Coach Pete Carroll said Wednesday that although the Seahawks always want to be run-first, he did not order up the avalanche.
“It’s just been available — that’s all,” he said. “We’re not trying to run him anymore. There’s no intent there to get him more carries. We’re just running the offense. Most of his stuff happens because it’s available and the read takes him there.
“He had big games off the true naked (bootlegs) a couple times (Washington and the Giants). As long as he continues to avoid getting hit, we’re fine. He’s done a very, very good job of that. We really trust him in that regard.”
The tight end and his various roles have always been integral to Carroll’s offenses. While a case can be made that Miller’s absence must have been covered in order to rush for 350 yards, Carroll made the point that Miller was good at everything, and now the Seahawks must play the newbie tight ends in ways specific to their talents.
“Zach was a very, very experienced player that did all kinds of things,” he said. “He played fullback, he could lead on plays, he could block on the edge, we could split him out and do things. He had such great background in our system and knowledge and really command of so many different things.
“We are mixing guys to get that done. But it’s not changing our emphasis of the running game. We’re emphasizing as much as we can and we’re trying to run the ball as much as we can.”
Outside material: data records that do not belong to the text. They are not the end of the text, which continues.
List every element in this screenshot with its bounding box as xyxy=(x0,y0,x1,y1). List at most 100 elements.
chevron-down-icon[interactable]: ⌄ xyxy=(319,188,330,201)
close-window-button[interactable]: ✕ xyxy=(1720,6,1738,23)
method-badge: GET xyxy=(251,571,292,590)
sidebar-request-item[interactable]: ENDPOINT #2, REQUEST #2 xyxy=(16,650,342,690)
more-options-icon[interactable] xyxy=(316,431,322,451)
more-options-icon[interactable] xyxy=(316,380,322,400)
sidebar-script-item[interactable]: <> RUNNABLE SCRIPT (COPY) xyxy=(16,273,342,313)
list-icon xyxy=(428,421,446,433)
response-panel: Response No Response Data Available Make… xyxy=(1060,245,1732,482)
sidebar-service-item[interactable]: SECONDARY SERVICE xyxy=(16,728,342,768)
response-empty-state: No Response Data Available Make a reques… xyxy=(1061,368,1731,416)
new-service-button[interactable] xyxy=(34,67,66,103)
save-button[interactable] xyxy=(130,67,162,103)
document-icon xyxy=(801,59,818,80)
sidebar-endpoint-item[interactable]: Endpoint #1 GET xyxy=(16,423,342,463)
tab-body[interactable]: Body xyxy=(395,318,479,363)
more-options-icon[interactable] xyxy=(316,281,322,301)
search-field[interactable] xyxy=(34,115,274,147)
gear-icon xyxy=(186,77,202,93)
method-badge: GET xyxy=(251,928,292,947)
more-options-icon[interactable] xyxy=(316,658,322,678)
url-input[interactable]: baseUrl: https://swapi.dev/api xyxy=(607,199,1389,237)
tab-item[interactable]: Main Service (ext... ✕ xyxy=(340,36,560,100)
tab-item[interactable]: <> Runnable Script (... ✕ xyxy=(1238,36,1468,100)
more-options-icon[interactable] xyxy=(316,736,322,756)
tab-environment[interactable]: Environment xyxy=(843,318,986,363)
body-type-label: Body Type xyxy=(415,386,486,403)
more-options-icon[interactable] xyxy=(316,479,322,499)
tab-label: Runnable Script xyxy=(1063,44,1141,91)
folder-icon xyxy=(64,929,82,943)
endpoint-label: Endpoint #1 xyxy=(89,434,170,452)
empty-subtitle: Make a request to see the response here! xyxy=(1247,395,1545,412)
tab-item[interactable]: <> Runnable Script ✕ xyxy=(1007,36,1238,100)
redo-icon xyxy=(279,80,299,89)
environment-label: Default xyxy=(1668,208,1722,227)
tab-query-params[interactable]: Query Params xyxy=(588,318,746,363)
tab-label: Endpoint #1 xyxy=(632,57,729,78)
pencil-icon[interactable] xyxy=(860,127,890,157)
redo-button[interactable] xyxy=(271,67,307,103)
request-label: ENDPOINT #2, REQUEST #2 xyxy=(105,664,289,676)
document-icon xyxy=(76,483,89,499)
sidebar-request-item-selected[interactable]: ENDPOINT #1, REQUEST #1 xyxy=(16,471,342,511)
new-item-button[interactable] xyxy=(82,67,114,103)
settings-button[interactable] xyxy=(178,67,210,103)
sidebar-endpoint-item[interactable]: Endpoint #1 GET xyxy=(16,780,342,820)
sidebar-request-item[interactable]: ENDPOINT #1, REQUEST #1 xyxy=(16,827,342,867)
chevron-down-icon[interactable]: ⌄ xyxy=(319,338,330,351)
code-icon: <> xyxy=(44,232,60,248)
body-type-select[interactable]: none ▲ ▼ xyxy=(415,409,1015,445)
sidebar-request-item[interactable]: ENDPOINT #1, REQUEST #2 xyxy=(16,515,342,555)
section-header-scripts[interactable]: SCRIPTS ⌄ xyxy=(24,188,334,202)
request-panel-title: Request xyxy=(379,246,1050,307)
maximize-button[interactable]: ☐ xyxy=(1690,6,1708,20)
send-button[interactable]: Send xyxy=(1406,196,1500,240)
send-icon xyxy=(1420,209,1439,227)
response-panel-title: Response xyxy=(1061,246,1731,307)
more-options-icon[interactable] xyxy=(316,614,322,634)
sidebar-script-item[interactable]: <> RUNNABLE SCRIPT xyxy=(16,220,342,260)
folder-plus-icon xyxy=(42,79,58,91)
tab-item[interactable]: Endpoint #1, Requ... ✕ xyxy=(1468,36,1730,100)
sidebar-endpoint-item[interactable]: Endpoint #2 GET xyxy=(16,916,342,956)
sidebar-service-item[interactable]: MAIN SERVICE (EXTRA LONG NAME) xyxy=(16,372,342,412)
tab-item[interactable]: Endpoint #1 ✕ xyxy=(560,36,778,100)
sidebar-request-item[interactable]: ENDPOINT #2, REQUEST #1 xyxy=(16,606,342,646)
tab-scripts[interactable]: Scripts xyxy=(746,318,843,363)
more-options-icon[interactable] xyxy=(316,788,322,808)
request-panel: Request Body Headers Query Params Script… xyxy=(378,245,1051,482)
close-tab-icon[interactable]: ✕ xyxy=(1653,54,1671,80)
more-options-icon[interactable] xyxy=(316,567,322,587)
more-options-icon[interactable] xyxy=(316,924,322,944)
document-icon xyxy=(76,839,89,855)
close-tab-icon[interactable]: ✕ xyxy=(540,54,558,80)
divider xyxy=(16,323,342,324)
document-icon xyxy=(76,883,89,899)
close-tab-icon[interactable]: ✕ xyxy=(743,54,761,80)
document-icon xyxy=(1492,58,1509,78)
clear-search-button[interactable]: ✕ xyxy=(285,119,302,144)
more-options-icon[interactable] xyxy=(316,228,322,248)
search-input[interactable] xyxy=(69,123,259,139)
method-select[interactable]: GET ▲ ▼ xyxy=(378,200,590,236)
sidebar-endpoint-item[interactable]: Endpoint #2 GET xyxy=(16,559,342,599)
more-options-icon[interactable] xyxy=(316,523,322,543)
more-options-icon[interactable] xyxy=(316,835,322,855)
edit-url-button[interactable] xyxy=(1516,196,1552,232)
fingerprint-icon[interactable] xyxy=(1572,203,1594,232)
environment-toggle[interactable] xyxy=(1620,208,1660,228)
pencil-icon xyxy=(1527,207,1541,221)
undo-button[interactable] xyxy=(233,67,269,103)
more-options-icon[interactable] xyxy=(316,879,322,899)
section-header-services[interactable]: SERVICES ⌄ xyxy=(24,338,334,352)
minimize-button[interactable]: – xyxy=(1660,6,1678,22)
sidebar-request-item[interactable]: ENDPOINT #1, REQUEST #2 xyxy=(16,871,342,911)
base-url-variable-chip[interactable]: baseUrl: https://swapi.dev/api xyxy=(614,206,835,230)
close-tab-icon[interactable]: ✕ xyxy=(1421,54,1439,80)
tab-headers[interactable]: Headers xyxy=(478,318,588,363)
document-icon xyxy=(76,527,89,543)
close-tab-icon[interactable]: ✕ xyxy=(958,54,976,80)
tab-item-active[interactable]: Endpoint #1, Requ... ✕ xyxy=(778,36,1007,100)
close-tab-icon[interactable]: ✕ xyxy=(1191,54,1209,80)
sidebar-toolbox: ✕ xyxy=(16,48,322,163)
Now, he has two young tight ends, Luke Willson and Cooper Helfet, each of whom was banged up Sunday, plus two new hires, Tony Moeaki and RaShaun Allen, to do what Miller did mostly on his own.
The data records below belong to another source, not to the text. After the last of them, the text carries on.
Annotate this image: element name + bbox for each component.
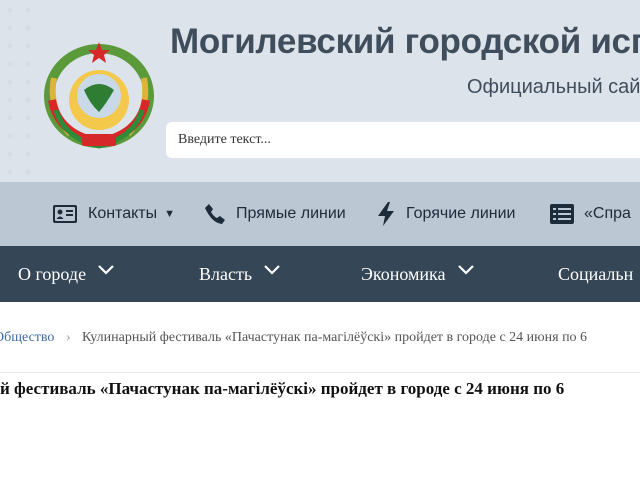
nav-item-label: Экономика <box>361 263 446 284</box>
nav-item-about-city[interactable]: О городе <box>18 246 114 302</box>
chevron-down-icon <box>457 265 474 275</box>
nav-item-label: Социальн <box>558 263 634 284</box>
breadcrumb-separator: › <box>66 330 71 345</box>
state-emblem-icon[interactable] <box>40 38 158 150</box>
chevron-down-icon: ▼ <box>164 208 175 220</box>
nav-item-government[interactable]: Власть <box>199 246 280 302</box>
breadcrumb-current: Кулинарный фестиваль «Пачастунак па-магі… <box>82 330 588 345</box>
id-card-icon <box>53 205 77 223</box>
quicklink-label: Прямые линии <box>236 205 346 222</box>
quicklink-hotlines[interactable]: Горячие линии <box>376 182 515 246</box>
quicklink-reference[interactable]: «Спра <box>550 182 631 246</box>
nav-item-label: Власть <box>199 263 253 284</box>
site-title: Могилевский городской испол <box>170 22 640 61</box>
quicklink-label: Горячие линии <box>406 205 516 222</box>
header-pattern <box>0 0 40 182</box>
nav-item-economy[interactable]: Экономика <box>361 246 474 302</box>
quick-links-bar: Контакты ▼ Прямые линии Горячие линии «С… <box>0 182 640 246</box>
list-icon <box>550 204 574 224</box>
quicklink-direct-lines[interactable]: Прямые линии <box>204 182 346 246</box>
chevron-down-icon <box>98 265 114 275</box>
page-title: й фестиваль «Пачастунак па-магілёўскі» п… <box>0 379 565 398</box>
lightning-icon <box>378 202 394 226</box>
nav-item-social[interactable]: Социальн <box>558 246 633 302</box>
quicklink-label: Контакты <box>88 205 158 222</box>
main-navigation: О городе Власть Экономика Социальн <box>0 246 640 302</box>
nav-item-label: О городе <box>18 263 87 284</box>
site-header: Могилевский городской испол Официальный … <box>0 0 640 182</box>
search-input[interactable] <box>166 122 640 158</box>
phone-icon <box>205 204 225 224</box>
chevron-down-icon <box>264 265 280 275</box>
quicklink-label: «Спра <box>584 205 631 222</box>
site-subtitle: Официальный сайт <box>467 76 640 98</box>
quicklink-contacts[interactable]: Контакты ▼ <box>52 182 175 246</box>
breadcrumb-link-society[interactable]: Общество <box>0 330 54 346</box>
breadcrumb: Общество › Кулинарный фестиваль «Пачасту… <box>0 302 640 373</box>
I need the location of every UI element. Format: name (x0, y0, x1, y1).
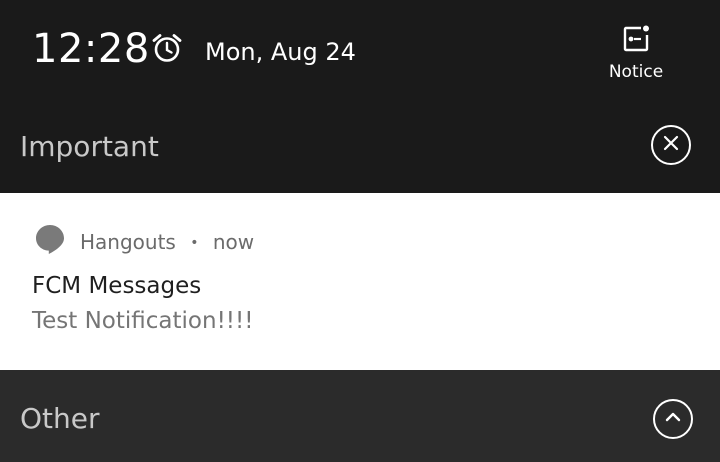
section-important: Important (0, 110, 720, 193)
status-header: 12:28 Mon, Aug 24 Notice (0, 0, 720, 110)
close-icon (662, 134, 680, 157)
notification-time: now (212, 230, 255, 254)
notification-shade: 12:28 Mon, Aug 24 Notice Important Hango… (0, 0, 720, 462)
section-title-other: Other (20, 402, 100, 435)
notification-title: FCM Messages (32, 273, 202, 299)
notification-text: Test Notification!!!! (32, 308, 254, 334)
hangouts-icon (34, 223, 66, 255)
notice-button[interactable]: Notice (600, 18, 672, 90)
notification-meta: Hangouts • now (80, 230, 254, 254)
app-name: Hangouts (80, 230, 176, 254)
section-other[interactable]: Other (0, 370, 720, 462)
meta-separator: • (190, 235, 199, 251)
dismiss-important-button[interactable] (651, 125, 691, 165)
expand-other-button[interactable] (653, 399, 693, 439)
notice-icon (619, 22, 653, 56)
clock[interactable]: 12:28 (32, 26, 150, 72)
notice-label: Notice (608, 62, 664, 82)
date[interactable]: Mon, Aug 24 (205, 38, 356, 66)
section-title-important: Important (20, 130, 159, 163)
notification-card[interactable]: Hangouts • now FCM Messages Test Notific… (0, 193, 720, 370)
alarm-clock-icon (150, 31, 184, 65)
chevron-up-icon (664, 408, 682, 431)
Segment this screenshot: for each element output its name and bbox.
“Willson and Helfet had a lot of ground to make up to catch up to Zach,” he said. “Both guys have improved with their play time. Luke has really done a very good job. He’s making really good progress. We’ve been able to run the ball with both guys. There was a little time in the first couple weeks where we struggled a little bit, but those guys started to add in.”
The damaged dozen
Going back to mini-camp, the Seahawks have used the injured reserve list a dozen times in 2014, mostly on backups but now three starters:
NT Brandon Mebane, TE Zach Miller, FB Derrick Coleman, DT Greg Scruggs, C/G Stephen Schilling, LB Heath Farwell, TE Anthony McCoy, DE Cassius Marsh, DT Jesse Williams, LB Mike Taylor, OT D’Anthony Smith, WR David Gilreath.
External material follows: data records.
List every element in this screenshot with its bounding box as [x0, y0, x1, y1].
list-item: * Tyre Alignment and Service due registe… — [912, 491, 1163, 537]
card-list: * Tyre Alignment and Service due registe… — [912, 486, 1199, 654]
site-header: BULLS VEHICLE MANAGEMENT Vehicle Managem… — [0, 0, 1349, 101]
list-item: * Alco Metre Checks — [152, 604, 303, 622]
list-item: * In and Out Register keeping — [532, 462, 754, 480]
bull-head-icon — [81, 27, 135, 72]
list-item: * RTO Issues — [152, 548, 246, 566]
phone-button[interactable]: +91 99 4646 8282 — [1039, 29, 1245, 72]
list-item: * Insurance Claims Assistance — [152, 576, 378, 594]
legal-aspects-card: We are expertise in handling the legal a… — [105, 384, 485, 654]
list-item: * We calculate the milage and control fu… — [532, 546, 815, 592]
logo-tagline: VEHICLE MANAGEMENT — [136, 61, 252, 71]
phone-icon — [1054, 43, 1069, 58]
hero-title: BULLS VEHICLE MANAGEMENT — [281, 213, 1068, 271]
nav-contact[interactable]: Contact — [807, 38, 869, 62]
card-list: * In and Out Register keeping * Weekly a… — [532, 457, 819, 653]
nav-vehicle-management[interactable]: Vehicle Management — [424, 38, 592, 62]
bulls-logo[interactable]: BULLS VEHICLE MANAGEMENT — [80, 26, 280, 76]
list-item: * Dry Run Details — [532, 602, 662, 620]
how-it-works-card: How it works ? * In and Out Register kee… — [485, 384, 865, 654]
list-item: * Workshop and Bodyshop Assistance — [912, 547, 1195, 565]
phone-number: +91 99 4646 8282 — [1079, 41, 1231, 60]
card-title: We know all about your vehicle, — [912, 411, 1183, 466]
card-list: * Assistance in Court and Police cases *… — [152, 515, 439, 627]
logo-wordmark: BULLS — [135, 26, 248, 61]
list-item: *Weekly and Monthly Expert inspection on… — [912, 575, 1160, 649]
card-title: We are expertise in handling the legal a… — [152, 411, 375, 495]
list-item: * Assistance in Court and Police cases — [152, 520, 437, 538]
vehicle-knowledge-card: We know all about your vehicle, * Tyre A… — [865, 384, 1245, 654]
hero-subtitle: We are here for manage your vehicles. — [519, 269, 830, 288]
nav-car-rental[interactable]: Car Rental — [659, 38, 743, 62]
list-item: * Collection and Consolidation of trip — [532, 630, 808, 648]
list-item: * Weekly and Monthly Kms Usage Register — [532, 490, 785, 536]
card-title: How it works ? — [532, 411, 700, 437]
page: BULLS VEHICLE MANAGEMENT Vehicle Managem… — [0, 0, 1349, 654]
Miller had surgery after the week 3 win over Denver, and was estimated to be out four to six weeks but “it never really responded the way that they had hoped,” Carroll said. He’s under contract through 2015 . . . To fill Miller’s spot on the 53-man roster, the Seahawks brought back a familiar face — LB Allen Bradford, who was on Cleveland’s practice squad and got the call while he was at a Toys R Us store with his two kids. He arrived in about 16 hours. Bradford was a running back at USC under Carroll . . . Heard the report that the Seahawks tried to talk retired WR Randy Moss into returning after the Percy Harvin trade? “Glad you asked — that never happened,” Carroll said. But he did joke that he might have received a call from Terrell Owens, who had a tryout with the Seahawks a couple of years ago . . . The injury report Wednesday had six players not practicing: LG James Carpenter (ankle), TE Luke Willson (ankle), CB Marcus Burley (hamstring), RB Marshawn Lynch (calf), LB Brock Coyle (gluteus strain), Michael Bennett (not injury related). Listed as questionable were TE Cooper Helfet (knee), LB Malcolm Smith (groin), CB Jeremy Lane (groin) . . . After missing two games, SS Kam Chancellor was a full go.